This article talks about Master of Corrections degree programs and their educational requirements, coursework, career choices, job and wage outlook, and continuing education choices.
Master of Corrections Degree Program
Graduate students who want to gain a grasp of the U.S. justice system and criminal justice theory would benefit from enrolling in a 2-year master’s degree program in criminal justice and corrections. A particular specialization in the field, such as criminal justice administration, corrections, or juvenile corrections is a requirement for students enrolled in many programs. Schools also require students to complete a project or thesis paper, in addition to an internship or work-study at corrections or judicial facilities.
Admission criteria typically require incoming students to hold a bachelor’s degree in any field of study. Prior work experience in law enforcement, corrections, or criminal justice administration would benefit applicants seeking admission to the program.

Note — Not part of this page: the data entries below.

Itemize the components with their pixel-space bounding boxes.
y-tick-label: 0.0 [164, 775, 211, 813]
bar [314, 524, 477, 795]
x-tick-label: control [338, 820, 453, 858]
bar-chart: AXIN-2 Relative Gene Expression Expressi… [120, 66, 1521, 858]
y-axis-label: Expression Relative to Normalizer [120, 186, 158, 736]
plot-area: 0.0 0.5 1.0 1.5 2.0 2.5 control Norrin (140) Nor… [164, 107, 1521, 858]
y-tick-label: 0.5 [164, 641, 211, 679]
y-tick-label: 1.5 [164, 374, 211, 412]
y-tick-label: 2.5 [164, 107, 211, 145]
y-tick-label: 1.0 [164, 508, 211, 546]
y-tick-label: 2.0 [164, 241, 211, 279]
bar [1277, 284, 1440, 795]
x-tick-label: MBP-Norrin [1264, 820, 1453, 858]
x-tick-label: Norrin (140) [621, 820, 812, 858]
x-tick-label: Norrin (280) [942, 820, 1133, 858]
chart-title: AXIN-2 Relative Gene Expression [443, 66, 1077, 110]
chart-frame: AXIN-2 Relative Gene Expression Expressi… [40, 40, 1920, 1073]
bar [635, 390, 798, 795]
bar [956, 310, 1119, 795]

The focus of program coursework is mainly in advanced research methods and their application to specific topics in the field. Core coursework may cover topic areas such as:
•U.S. gang studies
•Corrections and law
•Juvenile justice system
•Criminal justice organization and administration
•Corrections and society
•Criminal justice and statistics
•Nature of crime
•Philosophy of corrections
While program graduates may want to become corrections officers, they may also aim for more advanced positions in the field such as:
•Correctional treatment specialist
•Correctional officer manager
•Community supervision officer
Job and Wage Outlook
Over the 2012 – 2022 decade, a slower-than-average job growth rate of five percent has been predicted for correctional officers (U.S. Bureau of Labor Statistics). In 2012, these professionals brought in an average annual wage of $38,970 (BLS). More advanced positions, such as those of first-line supervisors of correctional officers and correctional treatment specialists, are available through more experience or education.
Continuing Education Choices
Program graduates may seek continuing education at the doctorate level by enrolling into programs in the fields of corrections, criminal justice, sociology, juvenile corrections, and psychology. These programs could lead to careers as university professors in the corrections field or as policy planners or administrators in the U.S. criminal justice system.